Köchler, 1948 in Schwaz geboren, promovierte an der Universität Innsbruck sub auspiciis praesidentis und ist seit 1982 Professor für Philosophie mit besonderer Berücksichtigung der politischen Philosophie und philosophischen Anthropologie. Von 1990 bis 2008 war Köchler Vorstand des Institutes für Philosophie. Köchler ist Gastprofessor an der University of Malaya in Kuala Lumpur, Malaysia, und an der Polytechnic University of the Philippines in Manila, Philippinen. Köchler ist Gründer und Präsident der International Progress Organization (I.P.O.), einer weltweit tätigen NGO, die beratenden Status bei den Vereinten Nationen und Mitglieder in über 70 Ländern hat.

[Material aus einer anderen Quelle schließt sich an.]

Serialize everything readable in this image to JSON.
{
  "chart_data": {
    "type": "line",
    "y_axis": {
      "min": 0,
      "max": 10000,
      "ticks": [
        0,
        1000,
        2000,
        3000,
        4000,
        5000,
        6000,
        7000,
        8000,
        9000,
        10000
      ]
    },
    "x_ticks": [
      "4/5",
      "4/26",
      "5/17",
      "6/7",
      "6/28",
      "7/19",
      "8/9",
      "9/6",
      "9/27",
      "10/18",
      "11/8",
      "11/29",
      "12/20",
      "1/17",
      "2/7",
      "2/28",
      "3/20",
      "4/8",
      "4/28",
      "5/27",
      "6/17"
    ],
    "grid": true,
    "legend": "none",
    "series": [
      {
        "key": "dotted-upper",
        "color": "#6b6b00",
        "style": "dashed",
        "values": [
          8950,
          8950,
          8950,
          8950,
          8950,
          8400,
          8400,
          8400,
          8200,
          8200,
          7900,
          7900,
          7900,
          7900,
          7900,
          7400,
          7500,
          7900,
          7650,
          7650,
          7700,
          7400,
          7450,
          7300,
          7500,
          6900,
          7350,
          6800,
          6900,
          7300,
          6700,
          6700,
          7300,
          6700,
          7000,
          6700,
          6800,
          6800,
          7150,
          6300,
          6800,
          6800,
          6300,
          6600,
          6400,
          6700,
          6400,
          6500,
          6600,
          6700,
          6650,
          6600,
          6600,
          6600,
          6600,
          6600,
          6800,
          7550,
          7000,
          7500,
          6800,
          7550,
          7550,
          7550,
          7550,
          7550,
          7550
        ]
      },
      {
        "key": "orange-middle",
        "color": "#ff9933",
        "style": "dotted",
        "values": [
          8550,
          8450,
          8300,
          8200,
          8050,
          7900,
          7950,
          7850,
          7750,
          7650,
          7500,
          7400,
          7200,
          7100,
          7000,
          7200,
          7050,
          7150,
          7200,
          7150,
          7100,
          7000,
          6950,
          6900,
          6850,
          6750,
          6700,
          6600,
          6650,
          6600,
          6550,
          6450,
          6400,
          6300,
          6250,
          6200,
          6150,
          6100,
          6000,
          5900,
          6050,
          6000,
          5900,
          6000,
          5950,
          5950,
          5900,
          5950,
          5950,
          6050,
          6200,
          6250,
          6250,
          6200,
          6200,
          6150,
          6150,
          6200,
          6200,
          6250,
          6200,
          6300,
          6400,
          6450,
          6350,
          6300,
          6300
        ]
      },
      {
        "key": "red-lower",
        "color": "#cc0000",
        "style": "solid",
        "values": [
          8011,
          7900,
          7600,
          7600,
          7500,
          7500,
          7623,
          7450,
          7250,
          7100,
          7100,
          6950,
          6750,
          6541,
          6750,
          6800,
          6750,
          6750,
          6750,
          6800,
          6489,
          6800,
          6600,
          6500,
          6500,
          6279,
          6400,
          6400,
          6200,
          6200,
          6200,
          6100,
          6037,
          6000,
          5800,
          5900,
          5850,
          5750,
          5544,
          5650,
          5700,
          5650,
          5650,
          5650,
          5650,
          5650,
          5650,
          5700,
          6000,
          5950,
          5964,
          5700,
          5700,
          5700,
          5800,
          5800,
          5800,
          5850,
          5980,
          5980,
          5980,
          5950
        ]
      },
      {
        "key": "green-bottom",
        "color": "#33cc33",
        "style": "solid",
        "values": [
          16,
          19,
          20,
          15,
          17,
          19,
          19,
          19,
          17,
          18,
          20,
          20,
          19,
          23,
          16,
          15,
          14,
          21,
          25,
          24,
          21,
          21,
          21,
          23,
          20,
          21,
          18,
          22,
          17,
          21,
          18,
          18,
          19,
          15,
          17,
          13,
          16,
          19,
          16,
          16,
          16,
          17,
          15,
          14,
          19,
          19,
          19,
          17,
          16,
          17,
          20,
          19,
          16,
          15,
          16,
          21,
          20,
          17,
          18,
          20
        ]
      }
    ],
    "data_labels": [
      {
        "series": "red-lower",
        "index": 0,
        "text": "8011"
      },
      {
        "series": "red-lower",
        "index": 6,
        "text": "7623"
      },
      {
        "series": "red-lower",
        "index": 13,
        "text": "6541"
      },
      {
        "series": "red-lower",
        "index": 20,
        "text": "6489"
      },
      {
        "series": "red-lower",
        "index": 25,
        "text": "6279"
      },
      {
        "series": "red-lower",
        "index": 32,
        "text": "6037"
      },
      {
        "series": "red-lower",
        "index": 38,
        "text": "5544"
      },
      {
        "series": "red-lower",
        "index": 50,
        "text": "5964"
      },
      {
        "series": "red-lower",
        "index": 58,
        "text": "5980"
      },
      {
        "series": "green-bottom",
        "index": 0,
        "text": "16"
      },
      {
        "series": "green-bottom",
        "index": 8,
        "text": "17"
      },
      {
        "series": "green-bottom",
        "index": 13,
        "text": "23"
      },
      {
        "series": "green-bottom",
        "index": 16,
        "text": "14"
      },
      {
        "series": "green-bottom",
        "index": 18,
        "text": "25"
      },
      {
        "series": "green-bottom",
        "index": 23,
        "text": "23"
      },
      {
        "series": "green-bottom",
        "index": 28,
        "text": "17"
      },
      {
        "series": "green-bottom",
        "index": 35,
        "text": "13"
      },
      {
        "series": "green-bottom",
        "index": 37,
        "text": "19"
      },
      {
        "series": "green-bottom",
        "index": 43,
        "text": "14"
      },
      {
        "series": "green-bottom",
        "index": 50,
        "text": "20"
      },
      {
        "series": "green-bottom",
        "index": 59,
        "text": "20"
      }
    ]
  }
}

Köchler ist Empfänger zahlreicher internationaler Auszeichnungen. 2004 wurde ihm das Ehrendoktorat der Mindanao State University, der zweitgrößten Universität der Philippinen, verliehen. 2008 ernannte ihn die türkische Pamukkale Universität zum Honorarprofessor für Philosophie auf Lebenszeit. Die Liste von Köchlers Publikationen umfasst über 400 Bücher und Fachartikel aus den Gebieten Phänomenologie, Anthropologie, Hermeneutik, Rechtsphilosophie, Menschenrechte, Internationales Strafrecht, Internationale Beziehungen und Demokratie.

Auf nachhaltiges internationales Interesse stoßen derzeit Köchlers kritische Gutachten zum sogenannten Lockerbie-Prozess – unter anderem im britischen Parlament. Köchler, vom ehemaligen UN-Generalsekretär Kofi Annan zum internationalen Beobachter in diesem Rechtsverfahren ernannt, hat in dieser Funktion auf schwerwiegende Mängel in der Prozessführung hingewiesen und den Verdacht eines Fehlurteils geäußert, eine Beurteilung, der sich später – sechs Jahre nach Köchlers erstem Bericht – auch die Oberste Schottische Revisionskommission in Strafrechtssachen (Scottish Criminal Cases Review Commission) angeschlossen hat.